Jamie’s Italian Chelmsford
The news that Jamie Oliver was opening a restaurant in Chelmsford was well-received on the whole. Known locally as just Jamie’s Italian Chelmsford rather than the posher official title of Jamie’s Italian Trattoria, how has it fared?
Since attaining city status, Chelmsford’s dining scene has steadily grown with more and more big names opening.
Opening towards the end of 2014, it was only after Christmas that I finally got to have a meal there. That’s a testament to the sheer popularity of the venue in the first few weeks of it being open.
Apparently, and I base this on hearsay and rumour, it is almost impossible to turn up at the door most nights and get seated without a reservation.
A few days after Christmas, however, and myself, my girlfriend and my 12-year-old middle daughter decided to try our luck after a day out in London. It was the first Monday after Christmas and we had hoped that it may be fairly empty.
Arriving at the door at around 7 pm, we were told that the restaurant was fully booked though they had a table free straight away, it would need to be vacated by 8.15pm. We were hungry and tired and didn’t want to risk slogging from place to place trying to find somewhere to fit us in.
The Maitre d’ (which I believe is the posh term for “booking monkey”) informed us that he would do his best to swap tables around to give us longer to eat, and to his credit once we had been sat down for a few minutes he came over and told us that he had freed up another table and that there was no longer a rush for us to dine and dash.
We relaxed a little more, ordered some drinks and eyed the menu. The website promises “Jamie & his team have scoured the whole of Italy & the UK to find the very best ingredients that are bang in season”, which helps to create the image of a decent meal ahead.
Although there was a decent selection, the two adults in the party both ordered the Casarecce Carbonara, which was described as “Crispy chunks of smoked pancetta, sweet buttery leeks & a traditional carbonara sauce”, whilst my daughter opted for a simple spaghetti bolognese.
The wait for the food wasn’t too long, despite the busy restaurant, and we soon had the food plated up and ready to go.
The presentation of the food was fine. It wasn’t fancy, and there was nothing about it that looked spectacular, but it looked… well… ok. That was it, just ok. Given how hungry I was, the main course could have been served in the lap of a tramp with dysentery, and I still would have tucked in.
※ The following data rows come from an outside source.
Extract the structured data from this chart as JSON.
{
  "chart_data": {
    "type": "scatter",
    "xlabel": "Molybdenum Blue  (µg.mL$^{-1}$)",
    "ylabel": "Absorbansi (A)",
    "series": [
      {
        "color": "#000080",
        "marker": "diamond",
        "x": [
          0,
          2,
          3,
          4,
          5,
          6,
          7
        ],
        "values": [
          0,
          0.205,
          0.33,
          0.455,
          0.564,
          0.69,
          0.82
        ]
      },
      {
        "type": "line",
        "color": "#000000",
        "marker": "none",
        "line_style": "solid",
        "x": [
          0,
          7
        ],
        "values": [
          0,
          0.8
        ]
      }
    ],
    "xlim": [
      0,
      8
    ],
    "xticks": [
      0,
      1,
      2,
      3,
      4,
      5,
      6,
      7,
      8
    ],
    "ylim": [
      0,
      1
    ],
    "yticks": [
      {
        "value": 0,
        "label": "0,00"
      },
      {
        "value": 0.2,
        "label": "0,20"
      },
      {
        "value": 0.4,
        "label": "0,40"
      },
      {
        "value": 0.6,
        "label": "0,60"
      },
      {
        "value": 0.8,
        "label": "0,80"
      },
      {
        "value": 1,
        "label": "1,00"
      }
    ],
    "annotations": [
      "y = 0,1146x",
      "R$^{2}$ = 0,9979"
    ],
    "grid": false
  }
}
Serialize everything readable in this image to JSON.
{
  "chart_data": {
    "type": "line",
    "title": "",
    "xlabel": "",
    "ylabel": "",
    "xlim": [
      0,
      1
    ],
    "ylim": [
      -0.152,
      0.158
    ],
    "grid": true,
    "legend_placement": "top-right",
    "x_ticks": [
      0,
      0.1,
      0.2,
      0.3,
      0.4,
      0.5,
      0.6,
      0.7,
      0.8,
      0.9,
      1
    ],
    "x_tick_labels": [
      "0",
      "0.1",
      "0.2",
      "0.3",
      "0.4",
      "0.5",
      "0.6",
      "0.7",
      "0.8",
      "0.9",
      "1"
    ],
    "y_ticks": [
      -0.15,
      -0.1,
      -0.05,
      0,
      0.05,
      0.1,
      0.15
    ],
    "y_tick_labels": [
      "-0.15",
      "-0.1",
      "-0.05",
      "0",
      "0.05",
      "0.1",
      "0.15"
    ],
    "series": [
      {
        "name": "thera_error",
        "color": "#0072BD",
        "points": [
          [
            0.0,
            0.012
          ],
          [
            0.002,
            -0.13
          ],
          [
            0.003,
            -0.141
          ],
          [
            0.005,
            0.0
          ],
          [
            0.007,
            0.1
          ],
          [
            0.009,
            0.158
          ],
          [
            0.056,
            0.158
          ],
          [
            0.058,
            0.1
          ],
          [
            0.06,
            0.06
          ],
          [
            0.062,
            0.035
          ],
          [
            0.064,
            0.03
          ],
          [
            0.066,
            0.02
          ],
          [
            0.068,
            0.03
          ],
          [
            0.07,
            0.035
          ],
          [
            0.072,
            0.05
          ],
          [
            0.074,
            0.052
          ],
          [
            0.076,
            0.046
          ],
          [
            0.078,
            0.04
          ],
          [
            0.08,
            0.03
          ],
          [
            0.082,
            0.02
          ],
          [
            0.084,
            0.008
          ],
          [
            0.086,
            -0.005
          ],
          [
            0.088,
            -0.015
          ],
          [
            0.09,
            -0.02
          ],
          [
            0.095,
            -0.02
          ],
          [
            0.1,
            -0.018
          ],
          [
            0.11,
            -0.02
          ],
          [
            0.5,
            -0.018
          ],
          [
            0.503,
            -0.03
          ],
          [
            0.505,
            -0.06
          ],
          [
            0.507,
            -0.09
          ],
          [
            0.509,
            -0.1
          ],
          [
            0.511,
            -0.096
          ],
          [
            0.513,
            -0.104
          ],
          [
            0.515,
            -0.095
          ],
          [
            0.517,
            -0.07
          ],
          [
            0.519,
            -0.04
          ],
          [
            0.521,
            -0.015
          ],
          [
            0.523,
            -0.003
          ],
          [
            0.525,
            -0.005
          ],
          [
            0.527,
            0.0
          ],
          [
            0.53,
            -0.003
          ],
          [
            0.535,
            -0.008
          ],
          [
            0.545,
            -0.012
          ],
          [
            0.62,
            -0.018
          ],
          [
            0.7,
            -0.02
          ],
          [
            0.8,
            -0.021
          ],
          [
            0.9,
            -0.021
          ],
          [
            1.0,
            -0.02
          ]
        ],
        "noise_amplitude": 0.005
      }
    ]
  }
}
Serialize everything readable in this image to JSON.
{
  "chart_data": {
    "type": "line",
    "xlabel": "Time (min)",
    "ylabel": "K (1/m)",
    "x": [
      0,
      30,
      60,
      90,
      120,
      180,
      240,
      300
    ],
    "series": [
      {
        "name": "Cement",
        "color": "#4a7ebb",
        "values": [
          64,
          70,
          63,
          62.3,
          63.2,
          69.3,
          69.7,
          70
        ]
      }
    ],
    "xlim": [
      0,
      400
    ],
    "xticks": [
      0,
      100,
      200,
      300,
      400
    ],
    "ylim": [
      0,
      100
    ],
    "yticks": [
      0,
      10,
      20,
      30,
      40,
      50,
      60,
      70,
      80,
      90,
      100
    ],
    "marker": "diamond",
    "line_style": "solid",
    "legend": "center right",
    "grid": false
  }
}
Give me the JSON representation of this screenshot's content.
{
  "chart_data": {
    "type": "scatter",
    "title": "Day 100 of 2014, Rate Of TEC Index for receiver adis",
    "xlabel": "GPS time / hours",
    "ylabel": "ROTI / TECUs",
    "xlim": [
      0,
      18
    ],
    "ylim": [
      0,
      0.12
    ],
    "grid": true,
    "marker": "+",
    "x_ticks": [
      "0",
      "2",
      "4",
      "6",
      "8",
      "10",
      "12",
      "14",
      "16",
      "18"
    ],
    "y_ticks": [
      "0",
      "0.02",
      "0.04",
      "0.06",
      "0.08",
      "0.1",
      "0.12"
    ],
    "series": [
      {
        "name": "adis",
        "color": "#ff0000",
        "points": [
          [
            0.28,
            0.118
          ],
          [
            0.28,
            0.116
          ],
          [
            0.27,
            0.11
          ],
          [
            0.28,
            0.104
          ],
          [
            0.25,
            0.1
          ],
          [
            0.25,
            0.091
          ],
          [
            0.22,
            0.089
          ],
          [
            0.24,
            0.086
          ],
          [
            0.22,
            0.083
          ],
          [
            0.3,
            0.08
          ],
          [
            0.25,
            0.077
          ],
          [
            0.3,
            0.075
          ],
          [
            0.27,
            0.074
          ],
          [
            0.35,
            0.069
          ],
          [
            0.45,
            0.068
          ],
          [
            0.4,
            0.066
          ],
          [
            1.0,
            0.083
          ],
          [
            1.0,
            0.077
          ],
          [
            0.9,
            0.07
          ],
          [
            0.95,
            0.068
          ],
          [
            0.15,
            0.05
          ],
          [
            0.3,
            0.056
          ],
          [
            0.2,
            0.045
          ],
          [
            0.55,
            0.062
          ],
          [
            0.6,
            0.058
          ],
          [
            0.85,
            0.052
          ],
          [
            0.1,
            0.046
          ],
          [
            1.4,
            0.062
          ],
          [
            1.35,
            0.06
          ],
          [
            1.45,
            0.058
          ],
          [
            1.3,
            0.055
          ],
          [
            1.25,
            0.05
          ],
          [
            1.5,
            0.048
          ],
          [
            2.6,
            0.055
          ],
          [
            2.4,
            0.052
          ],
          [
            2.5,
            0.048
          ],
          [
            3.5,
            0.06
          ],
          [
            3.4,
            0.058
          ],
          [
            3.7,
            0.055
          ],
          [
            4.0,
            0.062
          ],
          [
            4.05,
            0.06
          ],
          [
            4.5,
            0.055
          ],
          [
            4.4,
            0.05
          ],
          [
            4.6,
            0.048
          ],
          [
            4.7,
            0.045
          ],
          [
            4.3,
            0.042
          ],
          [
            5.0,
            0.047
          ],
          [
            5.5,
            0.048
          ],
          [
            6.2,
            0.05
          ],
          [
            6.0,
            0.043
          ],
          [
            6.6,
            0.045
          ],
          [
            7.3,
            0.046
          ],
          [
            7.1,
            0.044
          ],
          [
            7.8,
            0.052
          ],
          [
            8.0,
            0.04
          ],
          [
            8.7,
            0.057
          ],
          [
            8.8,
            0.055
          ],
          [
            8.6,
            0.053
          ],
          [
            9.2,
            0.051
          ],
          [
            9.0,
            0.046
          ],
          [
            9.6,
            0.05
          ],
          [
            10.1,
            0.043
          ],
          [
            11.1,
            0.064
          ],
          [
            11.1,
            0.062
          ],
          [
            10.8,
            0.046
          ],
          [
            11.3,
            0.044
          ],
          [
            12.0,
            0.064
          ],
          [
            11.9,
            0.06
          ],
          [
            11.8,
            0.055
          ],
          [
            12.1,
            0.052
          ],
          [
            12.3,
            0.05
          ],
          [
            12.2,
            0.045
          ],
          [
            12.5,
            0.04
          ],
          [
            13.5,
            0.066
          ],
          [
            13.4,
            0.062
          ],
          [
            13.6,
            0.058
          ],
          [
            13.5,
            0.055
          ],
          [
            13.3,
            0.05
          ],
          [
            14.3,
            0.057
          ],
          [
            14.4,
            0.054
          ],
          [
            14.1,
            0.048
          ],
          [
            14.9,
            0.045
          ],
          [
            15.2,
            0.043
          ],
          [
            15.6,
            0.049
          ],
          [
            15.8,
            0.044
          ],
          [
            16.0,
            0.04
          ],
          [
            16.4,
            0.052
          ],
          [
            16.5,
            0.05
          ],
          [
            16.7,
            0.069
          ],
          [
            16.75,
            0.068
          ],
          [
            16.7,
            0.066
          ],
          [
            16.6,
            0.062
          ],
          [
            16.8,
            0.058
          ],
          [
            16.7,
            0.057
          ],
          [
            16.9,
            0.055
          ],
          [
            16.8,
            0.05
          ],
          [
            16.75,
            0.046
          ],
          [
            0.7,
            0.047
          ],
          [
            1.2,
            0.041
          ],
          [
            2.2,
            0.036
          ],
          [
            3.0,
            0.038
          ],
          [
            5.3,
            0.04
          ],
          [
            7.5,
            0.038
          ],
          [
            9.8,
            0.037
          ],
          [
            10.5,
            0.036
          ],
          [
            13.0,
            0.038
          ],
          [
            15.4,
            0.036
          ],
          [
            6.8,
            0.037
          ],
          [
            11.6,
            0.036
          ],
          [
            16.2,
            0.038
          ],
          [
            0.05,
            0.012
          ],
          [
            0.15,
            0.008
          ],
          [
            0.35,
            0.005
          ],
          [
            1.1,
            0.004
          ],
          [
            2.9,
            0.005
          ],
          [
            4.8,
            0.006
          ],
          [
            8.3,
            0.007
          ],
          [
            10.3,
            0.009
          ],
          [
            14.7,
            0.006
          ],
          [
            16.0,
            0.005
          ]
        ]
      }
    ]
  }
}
If I thought that the taste would drastically improve my impression of the food, I was to be disappointed. Once again, the food tasted as it looked - ok. Nothing more, nothing less. The consensus around the table was the same. The 12-year-old seemed pleased to be eating in a restaurant, but I’ve heard her wax lyrical about food from Frankie and Benny’s or Chiquito more than she did about Jamie’s spaghetti bolognese.
What’s the etiquette for a situation like this? When the waitress asks how your food is, should you say that you’re disappointed? Or explain that the food was completely adequate? I opted for the British approach, lying through my teeth by saying that the food was lovely. Don’t get me wrong, had there been an issue - such as the food being undercooked - I’d have said something, but I refrained from explaining my disappointment.
Dessert was offered, and rapidly accepted. Being dished up ten minutes or so later, I had opted for the bread and butter pudding made with chocolate, whilst the two ladies both opted for cheesecake.
I’m definitely more of a sweet-toothed dessert fan than a typical foody, and if to prove a point, you can tell from the decidedly half-eaten cheesecake in the photo below that I was more interested in scoffing dessert than taking pictures of it.
It has to be said that the cheesecake and bread and butter pudding were both better received than the main courses. Once again though, neither were spectacular.
Leaving the food to one side, the restaurant was well laid out. I know the building from having banked with Barclays, the former occupier. Naturally, there is very little in the presentation of the building that would link it to its past at first glance.
Gone is the dull, drab layout of the old Barclays branches, and the entire place has had a lick of paint, with various interior design attempts on the walls covering the distressed paintwork look. Being in the heart of Essex, and with Jamie being an Essex boy, there is (of course) the word “Reem” on the main wall.
Heading downstairs to the loos, though, and the memories of bank life are evident to see, with the designers leaving the entrances to the safe doors in place. It’s an unusual look, but one that works remarkably well. For someone ever so geeky like myself, I find this kind of stuff fascinating.
Just a few metres away (though you’d never know from being here) is a tunnel that links Shire Hall to an old jail cell which can still be seen in the bar 59 New Street. If I wanted a hashtag in here, it would probably #ChelmsfordHistoryFacts, or something equally selective.
Overall, it was an average meal served at an average price. I wouldn’t rush back there, and I don’t understand why the restaurant is so popular. Perhaps I just caught it on a bad day.